Les autorités municipales tiennent à tout faire pour conserver un ciel bleu cette année. En 2017, Beijing a enregistré une amélioration spectaculaire de sa qualité de l’air, avec une réduction de la concentration moyenne de particules fines dangereuses de 2,5 microns ou moins, les PM2,5, de 35,6 % par rapport à l’année 2013.

De plus, le nombre de jours avec une bonne qualité de l’air a atteint 226 sur l’année, soit 50 jours de plus qu’en 2013, d’après les données de la municipalité. Pour converser un tel taux, le gouvernement local va dévoiler un nouveau plan d’action, qui « réduira de manière constante la pollution de l’air », a indiqué le maire par intérim.

Cette amélioration a été possible grâce à des contrôles stricts, selon Chen Jining.
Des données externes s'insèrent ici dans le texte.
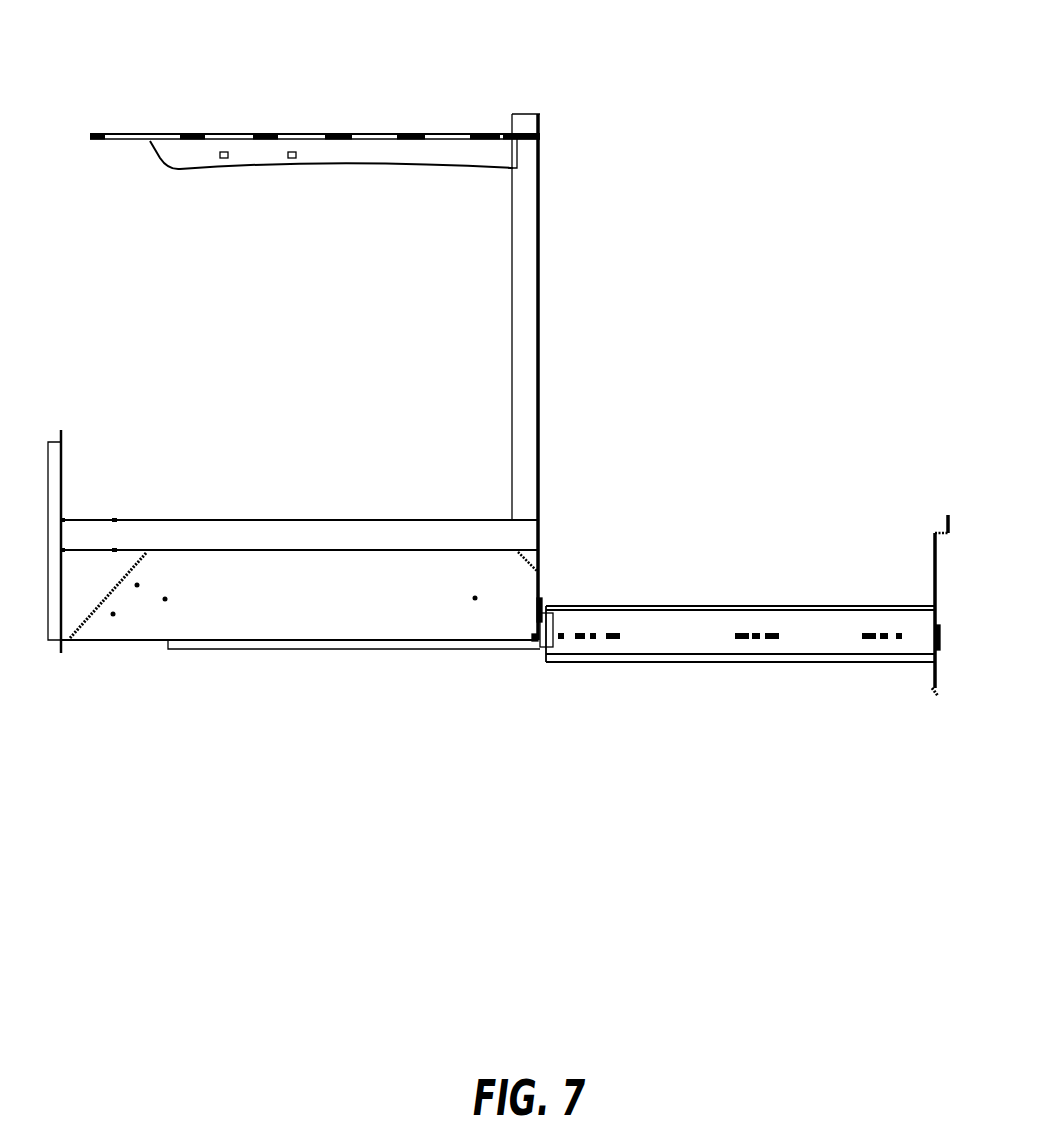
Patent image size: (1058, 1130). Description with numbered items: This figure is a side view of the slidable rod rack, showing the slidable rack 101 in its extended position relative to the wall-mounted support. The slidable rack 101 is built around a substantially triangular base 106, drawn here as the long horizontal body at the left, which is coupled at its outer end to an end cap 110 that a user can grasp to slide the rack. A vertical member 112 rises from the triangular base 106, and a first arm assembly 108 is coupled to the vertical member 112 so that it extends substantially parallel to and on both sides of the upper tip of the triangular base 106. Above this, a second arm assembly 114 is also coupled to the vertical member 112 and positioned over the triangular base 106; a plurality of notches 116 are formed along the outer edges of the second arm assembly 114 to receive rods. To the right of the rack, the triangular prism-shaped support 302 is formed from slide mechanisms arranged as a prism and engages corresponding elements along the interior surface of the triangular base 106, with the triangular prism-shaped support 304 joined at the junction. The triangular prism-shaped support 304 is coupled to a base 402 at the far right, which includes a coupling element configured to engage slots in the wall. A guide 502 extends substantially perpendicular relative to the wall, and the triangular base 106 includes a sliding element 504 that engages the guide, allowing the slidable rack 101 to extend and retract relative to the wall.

The slidable rack 101 is at (650, 42).
The triangular base 106 is at (237, 585).
The first arm assembly 108 is at (283, 520).
The end cap 110 is at (50, 463).
The vertical member 112 is at (524, 240).
The second arm assembly 114 is at (308, 134).
The notches 116 is at (253, 134).
The triangular prism-shaped support 302 is at (698, 636).
The triangular prism-shaped support 304 is at (539, 640).
The base 402 is at (932, 572).
The guide 502 is at (932, 696).
The sliding element 504 is at (948, 512).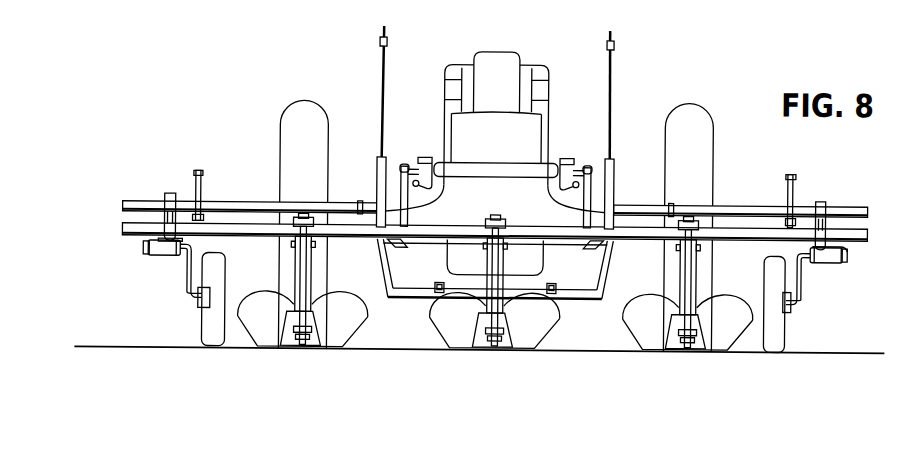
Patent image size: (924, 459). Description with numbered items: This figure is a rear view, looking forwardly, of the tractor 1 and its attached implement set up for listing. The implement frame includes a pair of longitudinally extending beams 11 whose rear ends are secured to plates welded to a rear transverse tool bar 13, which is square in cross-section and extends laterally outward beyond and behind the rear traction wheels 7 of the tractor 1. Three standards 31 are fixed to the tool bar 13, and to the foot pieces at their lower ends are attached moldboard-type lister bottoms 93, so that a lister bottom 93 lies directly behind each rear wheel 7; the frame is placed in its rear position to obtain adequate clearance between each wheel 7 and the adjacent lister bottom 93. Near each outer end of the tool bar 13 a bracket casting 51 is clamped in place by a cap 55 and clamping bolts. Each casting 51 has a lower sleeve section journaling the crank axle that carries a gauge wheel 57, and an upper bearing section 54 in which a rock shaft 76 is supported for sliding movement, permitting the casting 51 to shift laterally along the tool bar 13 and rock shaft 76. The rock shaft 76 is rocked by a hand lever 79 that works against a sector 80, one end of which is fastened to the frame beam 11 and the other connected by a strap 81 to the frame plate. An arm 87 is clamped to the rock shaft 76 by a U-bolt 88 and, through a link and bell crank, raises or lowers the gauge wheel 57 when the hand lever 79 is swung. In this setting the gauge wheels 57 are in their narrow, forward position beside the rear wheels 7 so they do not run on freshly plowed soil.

The tractor 1 is at (518, 47).
The rear traction wheels 7 is at (285, 124).
The longitudinally extending beams 11 is at (390, 271).
The rear transverse tool bar 13 is at (449, 227).
The standards 31 is at (312, 268).
The bracket casting 51 is at (165, 258).
The upper bearing section 54 is at (165, 201).
The cap 55 is at (158, 241).
The gauge wheel 57 is at (202, 318).
The rock shaft 76 is at (238, 204).
The hand lever 79 is at (380, 103).
The sector 80 is at (388, 175).
The strap 81 is at (376, 188).
The arm 87 is at (196, 182).
The U-bolt 88 is at (795, 207).
The lister bottoms 93 is at (253, 305).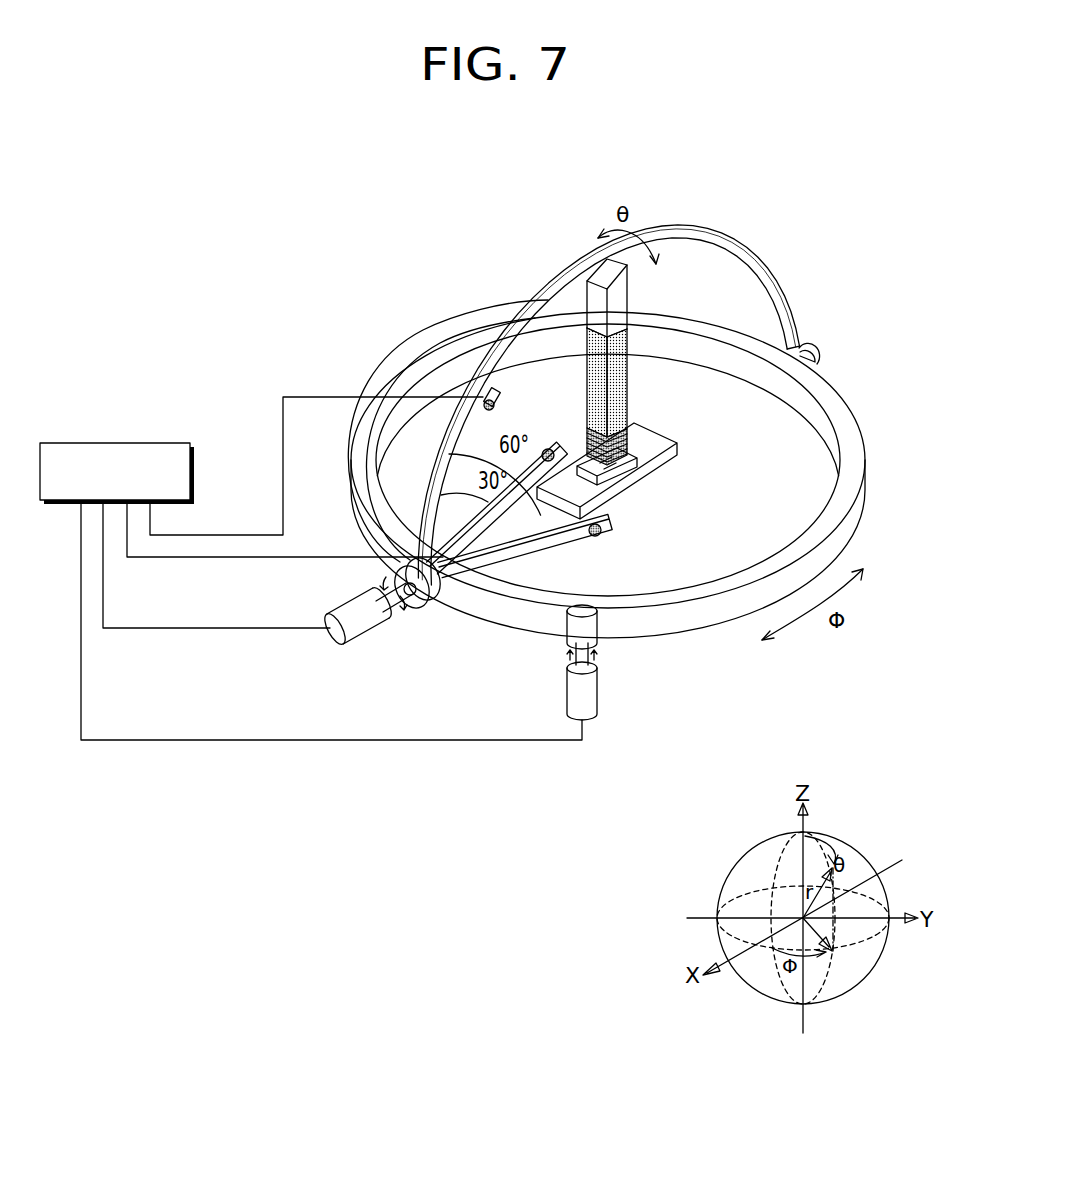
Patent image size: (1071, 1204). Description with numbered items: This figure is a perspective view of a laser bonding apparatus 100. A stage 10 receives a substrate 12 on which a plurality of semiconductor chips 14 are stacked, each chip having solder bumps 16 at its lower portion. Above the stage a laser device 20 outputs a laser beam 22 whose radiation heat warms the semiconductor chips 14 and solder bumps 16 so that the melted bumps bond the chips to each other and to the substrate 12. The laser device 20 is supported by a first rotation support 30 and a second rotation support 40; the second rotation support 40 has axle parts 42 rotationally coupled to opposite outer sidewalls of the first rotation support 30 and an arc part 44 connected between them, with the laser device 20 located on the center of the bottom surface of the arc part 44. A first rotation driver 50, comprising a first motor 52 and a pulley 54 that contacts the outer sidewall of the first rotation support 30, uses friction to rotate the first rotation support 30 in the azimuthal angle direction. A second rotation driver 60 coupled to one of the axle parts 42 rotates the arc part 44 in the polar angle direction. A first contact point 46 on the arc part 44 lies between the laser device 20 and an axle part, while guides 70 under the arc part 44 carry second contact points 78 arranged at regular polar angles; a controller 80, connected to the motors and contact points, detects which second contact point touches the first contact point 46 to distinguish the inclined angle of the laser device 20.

The laser bonding apparatus 100 is at (831, 197).
The stage 10 is at (670, 447).
The substrate 12 is at (628, 452).
The semiconductor chips 14 is at (610, 437).
The solder bumps 16 is at (627, 463).
The laser device 20 is at (620, 287).
The laser beam 22 is at (622, 382).
The first rotation support 30 is at (845, 518).
The second rotation support 40 is at (640, 405).
The axle parts 42 is at (808, 350).
The arc part 44 is at (795, 303).
The first contact point 46 is at (505, 398).
The first rotation driver 50 is at (638, 662).
The first motor 52 is at (585, 690).
The pulley 54 is at (588, 630).
The second rotation driver 60 is at (363, 618).
The guides 70 is at (610, 520).
The second contact points 78 is at (598, 533).
The controller 80 is at (140, 442).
Ainsi,  2,16 millions de véhicules fortement polluants ont été retirés de la circulation depuis 2013 et 11 000 entreprises polluantes ont été fermées dans la ville.

Raison pour laquelle, le gouvernement local a décidé que dans la zone actuelle d’émissions limitées allant du centre-ville à l’intérieur du 6ème périphérique, tous les véhicules ayant des niveaux d’échappement élevés, dont les camions.

Chen Jining a expliqué lors de la cérémonie d’ouverture de la première session du 15e de l’Assemblée populaire municipale que « les véhicules avec des émissions d’échappement élevées seront la cible principale. La zone d’émissions limitées sera étendue à toute la ville en 2018« .

De plus, les autorités vont achever la réforme de gestion de l’autorité environnementale, renforcer l’application de la loi et entamer plusieurs inspections dans le cadre de contrôles sur les chantiers de construction.